I was recently speaking on this topic at a workshop I presented at for The Compassionate Friends National Meeting in Chicago and a grieving dad raised his hand and informed the room that his doctor writes him a letter at the beginning of every year so he can use his 12 weeks sporadically throughout the year as needed without fear of being fired for taking too much time off. I was lucky, my employer allowed me to go part time for almost 3 years in order to deal with the “health conditions” I was dealing with.

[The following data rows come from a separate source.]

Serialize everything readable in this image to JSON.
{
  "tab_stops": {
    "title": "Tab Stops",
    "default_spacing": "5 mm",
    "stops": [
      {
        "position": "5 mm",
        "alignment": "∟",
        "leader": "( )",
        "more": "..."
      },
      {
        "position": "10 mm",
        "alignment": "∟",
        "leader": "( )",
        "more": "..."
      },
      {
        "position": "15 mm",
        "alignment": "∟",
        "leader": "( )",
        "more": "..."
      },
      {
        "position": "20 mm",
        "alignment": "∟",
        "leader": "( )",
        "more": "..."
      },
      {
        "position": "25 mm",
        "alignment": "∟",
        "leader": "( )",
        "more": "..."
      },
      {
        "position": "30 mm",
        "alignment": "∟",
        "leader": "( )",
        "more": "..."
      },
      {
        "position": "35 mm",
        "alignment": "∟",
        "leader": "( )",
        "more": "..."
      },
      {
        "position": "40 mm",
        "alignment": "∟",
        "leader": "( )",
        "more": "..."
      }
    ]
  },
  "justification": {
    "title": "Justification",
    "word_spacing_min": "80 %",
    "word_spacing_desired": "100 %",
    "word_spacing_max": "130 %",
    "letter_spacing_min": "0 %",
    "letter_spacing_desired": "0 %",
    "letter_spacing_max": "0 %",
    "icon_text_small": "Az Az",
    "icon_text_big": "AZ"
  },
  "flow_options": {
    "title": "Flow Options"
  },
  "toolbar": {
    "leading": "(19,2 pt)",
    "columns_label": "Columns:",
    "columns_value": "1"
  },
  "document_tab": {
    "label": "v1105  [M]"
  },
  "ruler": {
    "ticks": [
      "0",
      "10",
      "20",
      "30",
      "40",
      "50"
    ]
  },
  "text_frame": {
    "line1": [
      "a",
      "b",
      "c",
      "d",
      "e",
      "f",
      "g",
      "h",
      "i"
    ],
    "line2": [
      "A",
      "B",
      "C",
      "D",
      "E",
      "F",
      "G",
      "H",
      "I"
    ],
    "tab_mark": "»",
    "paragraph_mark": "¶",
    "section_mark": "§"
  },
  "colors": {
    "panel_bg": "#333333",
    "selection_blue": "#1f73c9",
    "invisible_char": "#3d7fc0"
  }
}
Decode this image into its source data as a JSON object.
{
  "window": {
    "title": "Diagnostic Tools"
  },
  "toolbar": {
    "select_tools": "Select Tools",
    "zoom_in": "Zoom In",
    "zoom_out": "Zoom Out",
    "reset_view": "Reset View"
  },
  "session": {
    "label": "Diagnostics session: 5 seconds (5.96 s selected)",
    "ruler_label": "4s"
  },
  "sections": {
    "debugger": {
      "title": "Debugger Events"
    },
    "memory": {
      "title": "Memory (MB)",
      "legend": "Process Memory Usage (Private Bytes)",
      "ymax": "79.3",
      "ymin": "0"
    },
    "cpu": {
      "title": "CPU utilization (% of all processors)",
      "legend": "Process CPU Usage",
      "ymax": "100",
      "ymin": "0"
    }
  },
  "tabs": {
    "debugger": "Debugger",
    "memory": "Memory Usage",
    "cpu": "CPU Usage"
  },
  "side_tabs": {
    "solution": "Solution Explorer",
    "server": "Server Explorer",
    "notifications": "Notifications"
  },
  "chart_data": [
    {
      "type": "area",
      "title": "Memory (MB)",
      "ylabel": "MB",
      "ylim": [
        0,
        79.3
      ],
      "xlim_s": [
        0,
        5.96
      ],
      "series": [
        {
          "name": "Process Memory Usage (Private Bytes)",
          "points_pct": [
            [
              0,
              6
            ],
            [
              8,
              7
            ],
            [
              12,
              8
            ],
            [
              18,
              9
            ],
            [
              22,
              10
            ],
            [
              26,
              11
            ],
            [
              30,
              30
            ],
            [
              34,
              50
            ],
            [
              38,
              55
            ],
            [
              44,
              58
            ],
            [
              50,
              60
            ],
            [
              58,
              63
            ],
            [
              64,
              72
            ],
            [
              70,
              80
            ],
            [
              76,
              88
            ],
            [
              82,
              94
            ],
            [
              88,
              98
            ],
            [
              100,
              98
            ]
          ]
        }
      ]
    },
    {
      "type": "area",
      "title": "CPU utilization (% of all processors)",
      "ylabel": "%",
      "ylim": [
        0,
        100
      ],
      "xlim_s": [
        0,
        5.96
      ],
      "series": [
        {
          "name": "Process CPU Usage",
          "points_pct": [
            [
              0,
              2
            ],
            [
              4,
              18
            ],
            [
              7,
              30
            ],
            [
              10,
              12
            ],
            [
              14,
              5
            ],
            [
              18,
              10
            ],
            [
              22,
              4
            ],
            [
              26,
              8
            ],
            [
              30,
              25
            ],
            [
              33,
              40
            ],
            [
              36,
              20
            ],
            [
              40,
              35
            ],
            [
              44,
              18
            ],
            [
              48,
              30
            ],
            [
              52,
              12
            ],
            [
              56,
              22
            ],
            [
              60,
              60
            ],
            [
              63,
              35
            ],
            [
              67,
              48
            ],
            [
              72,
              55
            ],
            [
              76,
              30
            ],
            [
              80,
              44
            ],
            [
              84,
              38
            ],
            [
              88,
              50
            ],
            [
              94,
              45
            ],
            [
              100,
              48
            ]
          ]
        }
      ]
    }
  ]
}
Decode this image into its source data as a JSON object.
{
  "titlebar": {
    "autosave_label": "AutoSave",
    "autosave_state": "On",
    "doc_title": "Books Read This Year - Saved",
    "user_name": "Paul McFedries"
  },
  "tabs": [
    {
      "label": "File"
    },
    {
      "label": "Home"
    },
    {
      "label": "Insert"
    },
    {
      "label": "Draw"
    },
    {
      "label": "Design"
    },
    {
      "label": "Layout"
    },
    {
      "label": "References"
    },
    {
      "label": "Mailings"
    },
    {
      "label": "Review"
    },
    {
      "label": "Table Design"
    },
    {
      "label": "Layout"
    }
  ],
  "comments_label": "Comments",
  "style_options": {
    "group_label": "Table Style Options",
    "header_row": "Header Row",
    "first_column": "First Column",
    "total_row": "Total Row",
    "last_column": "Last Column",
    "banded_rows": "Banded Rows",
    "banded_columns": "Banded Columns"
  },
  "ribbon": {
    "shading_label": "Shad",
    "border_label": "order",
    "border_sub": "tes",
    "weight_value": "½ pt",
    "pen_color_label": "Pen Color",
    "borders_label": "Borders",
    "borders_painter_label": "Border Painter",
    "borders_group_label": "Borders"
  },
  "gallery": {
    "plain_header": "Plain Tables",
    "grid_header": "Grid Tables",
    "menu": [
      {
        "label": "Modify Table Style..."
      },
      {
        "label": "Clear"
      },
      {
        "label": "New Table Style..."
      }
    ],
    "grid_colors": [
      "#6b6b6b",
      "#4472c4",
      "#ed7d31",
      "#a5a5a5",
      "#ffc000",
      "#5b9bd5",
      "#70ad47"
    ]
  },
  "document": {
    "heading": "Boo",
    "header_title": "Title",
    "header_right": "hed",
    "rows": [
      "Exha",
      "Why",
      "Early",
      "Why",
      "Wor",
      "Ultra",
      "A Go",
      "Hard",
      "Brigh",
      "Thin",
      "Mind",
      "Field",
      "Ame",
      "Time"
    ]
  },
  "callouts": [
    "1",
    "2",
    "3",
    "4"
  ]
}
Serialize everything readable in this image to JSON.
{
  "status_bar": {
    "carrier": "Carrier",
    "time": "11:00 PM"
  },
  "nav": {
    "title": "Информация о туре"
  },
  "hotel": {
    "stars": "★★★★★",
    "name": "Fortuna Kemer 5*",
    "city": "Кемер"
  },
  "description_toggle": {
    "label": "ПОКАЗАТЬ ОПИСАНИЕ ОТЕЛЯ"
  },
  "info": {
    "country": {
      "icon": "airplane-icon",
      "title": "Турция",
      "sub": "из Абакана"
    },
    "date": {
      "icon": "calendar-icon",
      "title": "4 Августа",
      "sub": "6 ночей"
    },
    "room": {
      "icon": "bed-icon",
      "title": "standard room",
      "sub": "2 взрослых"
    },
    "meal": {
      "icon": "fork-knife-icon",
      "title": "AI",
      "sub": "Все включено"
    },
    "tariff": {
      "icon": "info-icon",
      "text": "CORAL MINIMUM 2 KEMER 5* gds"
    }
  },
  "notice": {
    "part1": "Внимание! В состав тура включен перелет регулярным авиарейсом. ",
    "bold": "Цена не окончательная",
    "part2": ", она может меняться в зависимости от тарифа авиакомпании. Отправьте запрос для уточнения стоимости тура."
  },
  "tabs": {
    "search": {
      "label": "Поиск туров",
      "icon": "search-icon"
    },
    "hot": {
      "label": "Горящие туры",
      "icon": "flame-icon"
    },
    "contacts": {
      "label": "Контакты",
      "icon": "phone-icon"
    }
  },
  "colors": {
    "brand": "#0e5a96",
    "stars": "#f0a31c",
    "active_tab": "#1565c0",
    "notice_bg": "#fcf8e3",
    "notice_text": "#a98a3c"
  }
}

There is one thing that you should be aware of, is that when you are diagnosed and treated for one of these conditions, you now have to disclose it on your application for health insurance, life insurance and disability insurance. Many will not cover you and it they do, it will cost you. This is why we were pushing to have the “death of a child” included into the existing FMLA. We should not be penalized for trying to survive the death of child. We just need time to catch our breath and to figure out what has happened to our world.
I should say “I am not an attorney” or “expert” on this subject. I am just sharing with you what I have learned. Please consult an attorney or your HR manager (careful with this one, they still work for the company).
Please let me know if you have any questions or comments.